Утром он повесился. А через день пришла от него открытка (почта… метафизический оттенок) со следующим текстом:
«Саша, ты понимаешь, что это совершенно нелепо, банально, скучно и сплошная безвкусица. Ну нелепо, ну пошло, ну… ну допиши, Бога ради, доскажи сам – что. А я просто не хочу. Не хочу и всё!»
Похоже, он оправдывался передо мной. А теперь, похоже, я оправдываюсь перед тобой, потому что прочитал в твоих письмах (как говорится, – между строк) начало ненужного умиления и восхищения прошлым: тем образом жизни, который, по случайному стечению обстоятельств, мы вели когда-то в Киеве. Уж больно быстро конкретная дата превращается в когда-то… Образ жизни всего лишь образ жизни, и их, если не подразумевать привычные границы, невероятно много. Образ образом, а моя жизнь – словно стёртая экзотическая пластинка, которой можно при случае похвастать, но слушать которую бесполезно, так как кроме шипения и треска ничего не разобрать. У меня нет никаких знаний. Не наделяй меня ирреальным всеведением, не надо. Я никогда не был учителем, я не хотел им быть, и ты не настолько глуп, чтобы меня не понять. Да, правда, когда-то я выбрал статус наблюдателя, но наблюдения, скажу откровенно, подходят к концу. Вывода я сделать не в состоянии. Поиски магической формулы – не мой удел.
Да, ты прав, имея в виду филологию – мной прочитано некоторое количество книг, и теперь я добрался до определённого пункта в обширном, однако довольно сузившемся ландшафте общих мест (как всё быстро делается!), где вынужден остановиться, чтобы не превратиться в Вечного жида, странствующего по одним и тем же местам и натыкающегося на одни и те же лица. Вот ещё причина, мешавшая отвечать на твои письма. Вечный жид, быть может, овладеет (или уже овладел) жанром путевых заметок, набьёт руку… Но толку-то? Не взыщи.
Я, наверное, скоро женюсь, есть тут одно трогательное существо, которому кажется, что я талантлив, любопытен, по сути своей схож с известными примерами такой же талантливости, что у меня глубокая добрая душа, и я способен воспарить, и что для этого нужно лишь её внимание, любовь, и она готова стать жертвой, готова нести свой крест, только бы её избранник – то бишь я – устремился через тернии к звёздам; и другое, – давно знакомое, состоящее из всё тех же глаз, рук, свежести после дождя, пустых улиц…
Вот я женюсь, забуду о вине, куплю себе очки с деревянными стёклами и железную скрипку.
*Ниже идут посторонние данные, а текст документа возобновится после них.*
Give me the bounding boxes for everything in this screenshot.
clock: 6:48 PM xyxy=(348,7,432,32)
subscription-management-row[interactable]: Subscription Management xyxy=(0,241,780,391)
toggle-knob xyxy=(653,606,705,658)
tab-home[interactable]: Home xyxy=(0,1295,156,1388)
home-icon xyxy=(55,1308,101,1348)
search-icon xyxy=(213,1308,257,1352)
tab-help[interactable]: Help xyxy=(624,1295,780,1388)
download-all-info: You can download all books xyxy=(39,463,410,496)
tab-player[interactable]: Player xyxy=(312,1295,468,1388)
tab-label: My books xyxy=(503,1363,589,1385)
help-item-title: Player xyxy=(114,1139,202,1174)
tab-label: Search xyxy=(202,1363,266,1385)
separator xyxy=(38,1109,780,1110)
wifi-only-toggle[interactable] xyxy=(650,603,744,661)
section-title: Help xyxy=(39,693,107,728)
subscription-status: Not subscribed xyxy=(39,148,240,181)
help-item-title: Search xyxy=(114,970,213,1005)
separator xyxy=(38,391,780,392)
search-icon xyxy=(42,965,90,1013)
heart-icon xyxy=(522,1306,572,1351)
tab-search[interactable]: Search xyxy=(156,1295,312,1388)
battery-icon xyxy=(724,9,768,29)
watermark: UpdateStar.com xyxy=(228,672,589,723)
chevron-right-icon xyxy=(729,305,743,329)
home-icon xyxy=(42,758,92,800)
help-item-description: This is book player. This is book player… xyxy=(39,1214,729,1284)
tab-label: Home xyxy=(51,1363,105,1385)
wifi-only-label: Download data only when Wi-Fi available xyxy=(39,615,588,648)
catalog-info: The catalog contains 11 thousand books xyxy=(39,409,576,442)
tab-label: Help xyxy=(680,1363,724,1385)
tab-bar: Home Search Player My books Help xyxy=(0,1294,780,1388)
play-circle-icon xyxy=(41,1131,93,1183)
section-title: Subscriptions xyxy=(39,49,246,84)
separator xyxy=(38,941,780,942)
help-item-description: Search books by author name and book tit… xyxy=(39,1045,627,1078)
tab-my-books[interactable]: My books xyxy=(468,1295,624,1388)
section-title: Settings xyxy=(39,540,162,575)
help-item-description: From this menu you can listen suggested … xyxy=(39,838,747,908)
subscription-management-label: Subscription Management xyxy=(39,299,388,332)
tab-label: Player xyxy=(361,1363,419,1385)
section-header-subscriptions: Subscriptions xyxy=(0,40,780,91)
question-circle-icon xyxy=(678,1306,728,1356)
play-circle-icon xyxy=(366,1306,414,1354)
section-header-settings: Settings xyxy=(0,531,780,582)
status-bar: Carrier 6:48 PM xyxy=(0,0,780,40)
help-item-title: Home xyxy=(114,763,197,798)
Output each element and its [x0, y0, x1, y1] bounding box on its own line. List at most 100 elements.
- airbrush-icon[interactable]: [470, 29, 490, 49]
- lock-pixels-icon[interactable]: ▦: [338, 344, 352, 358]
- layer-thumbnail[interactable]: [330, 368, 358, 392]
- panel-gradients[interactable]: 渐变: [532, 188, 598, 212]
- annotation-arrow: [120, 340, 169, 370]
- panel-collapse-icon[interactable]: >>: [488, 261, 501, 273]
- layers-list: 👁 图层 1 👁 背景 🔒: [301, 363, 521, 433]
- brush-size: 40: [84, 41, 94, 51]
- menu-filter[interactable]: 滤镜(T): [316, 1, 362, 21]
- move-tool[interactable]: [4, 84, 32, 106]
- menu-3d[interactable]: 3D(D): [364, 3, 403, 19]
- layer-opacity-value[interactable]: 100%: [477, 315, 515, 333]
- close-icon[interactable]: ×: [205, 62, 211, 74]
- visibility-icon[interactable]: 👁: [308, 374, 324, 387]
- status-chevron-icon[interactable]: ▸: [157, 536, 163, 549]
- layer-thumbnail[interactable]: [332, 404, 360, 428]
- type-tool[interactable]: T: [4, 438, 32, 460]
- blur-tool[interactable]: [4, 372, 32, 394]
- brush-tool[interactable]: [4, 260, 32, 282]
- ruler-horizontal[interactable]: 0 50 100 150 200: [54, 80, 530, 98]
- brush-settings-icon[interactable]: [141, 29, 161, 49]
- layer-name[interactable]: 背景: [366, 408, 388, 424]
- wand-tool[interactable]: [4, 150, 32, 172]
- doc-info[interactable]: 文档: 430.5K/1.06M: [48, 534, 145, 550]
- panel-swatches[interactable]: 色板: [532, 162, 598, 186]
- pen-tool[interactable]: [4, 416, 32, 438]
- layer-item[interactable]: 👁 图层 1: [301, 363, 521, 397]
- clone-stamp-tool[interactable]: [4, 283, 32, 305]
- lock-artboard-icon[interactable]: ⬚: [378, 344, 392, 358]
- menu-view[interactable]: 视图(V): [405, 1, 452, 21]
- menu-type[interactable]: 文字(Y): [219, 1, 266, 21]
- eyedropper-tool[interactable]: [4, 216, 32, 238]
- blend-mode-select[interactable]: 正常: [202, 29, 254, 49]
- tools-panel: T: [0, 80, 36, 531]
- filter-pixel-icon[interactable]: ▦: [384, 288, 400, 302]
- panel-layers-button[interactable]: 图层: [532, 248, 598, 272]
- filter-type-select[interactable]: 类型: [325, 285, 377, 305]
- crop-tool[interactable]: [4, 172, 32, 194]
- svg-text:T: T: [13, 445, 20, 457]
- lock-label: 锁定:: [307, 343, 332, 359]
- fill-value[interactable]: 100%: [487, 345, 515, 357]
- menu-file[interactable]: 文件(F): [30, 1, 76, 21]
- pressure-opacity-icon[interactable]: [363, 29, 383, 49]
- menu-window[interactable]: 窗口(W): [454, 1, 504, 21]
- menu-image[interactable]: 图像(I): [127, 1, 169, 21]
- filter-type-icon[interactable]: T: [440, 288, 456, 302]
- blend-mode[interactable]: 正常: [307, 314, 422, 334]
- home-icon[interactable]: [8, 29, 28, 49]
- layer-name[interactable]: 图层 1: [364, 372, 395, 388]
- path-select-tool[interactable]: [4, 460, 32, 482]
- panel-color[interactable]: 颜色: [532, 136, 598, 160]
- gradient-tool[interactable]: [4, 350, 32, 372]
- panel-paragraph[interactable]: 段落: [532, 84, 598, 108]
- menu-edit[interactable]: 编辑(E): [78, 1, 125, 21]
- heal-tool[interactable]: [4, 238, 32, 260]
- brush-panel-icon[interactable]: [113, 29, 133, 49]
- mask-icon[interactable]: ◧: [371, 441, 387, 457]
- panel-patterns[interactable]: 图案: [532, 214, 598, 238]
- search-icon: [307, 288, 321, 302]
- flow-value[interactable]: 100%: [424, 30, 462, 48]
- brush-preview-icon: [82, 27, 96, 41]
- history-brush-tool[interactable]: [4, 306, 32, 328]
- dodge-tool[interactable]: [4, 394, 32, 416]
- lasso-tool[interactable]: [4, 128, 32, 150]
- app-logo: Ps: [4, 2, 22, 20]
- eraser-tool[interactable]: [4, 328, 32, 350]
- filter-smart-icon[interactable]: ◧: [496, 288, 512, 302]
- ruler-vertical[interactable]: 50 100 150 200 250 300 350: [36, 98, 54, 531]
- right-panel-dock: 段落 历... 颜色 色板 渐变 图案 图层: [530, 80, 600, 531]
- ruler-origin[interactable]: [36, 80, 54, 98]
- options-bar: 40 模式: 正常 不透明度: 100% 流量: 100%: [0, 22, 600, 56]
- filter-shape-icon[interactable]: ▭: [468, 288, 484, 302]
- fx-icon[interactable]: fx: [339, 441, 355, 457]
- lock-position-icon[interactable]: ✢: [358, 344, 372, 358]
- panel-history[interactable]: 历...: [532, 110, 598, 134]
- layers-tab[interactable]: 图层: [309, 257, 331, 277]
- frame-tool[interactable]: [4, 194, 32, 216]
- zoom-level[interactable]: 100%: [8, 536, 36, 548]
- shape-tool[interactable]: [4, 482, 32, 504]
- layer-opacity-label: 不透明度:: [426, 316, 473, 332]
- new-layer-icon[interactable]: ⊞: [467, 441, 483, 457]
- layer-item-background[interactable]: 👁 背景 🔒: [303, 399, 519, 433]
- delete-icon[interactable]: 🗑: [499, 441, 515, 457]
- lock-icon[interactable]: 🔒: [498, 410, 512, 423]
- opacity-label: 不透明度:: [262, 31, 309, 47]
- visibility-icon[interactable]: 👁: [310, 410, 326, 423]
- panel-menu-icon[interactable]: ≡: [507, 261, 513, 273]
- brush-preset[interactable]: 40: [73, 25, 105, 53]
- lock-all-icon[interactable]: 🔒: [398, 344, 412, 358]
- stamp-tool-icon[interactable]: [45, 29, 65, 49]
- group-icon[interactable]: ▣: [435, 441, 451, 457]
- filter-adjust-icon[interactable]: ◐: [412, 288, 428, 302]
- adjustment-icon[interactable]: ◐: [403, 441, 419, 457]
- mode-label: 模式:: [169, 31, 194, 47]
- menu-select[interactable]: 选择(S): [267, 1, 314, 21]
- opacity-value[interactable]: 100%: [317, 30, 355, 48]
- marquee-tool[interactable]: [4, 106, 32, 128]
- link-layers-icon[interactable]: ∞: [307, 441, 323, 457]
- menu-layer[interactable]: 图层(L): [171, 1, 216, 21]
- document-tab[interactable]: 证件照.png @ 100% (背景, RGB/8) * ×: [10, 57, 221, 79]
Читать буду мадам Блаватскую и мемуары кретинов. Прощай. Не помни обо мне… (цитата?), твой А.К.
P. S. А буде снизойдёт на тебя благодать и захочешь написать воспоминания обо мне – в назидание будущим детям – не премини сказать, что я носил усы, любил кошек, собак, детей, перед смертью перешёл в католичество и написал стихотворение. Стихотворение выдумай сам или попроси кого-нибудь. Много не плати. Желательны октавы, за неимением оных сгодится и сонет. В стихотворении можешь меня изобличить как заклятого эпигона. Кланяйся кому надо».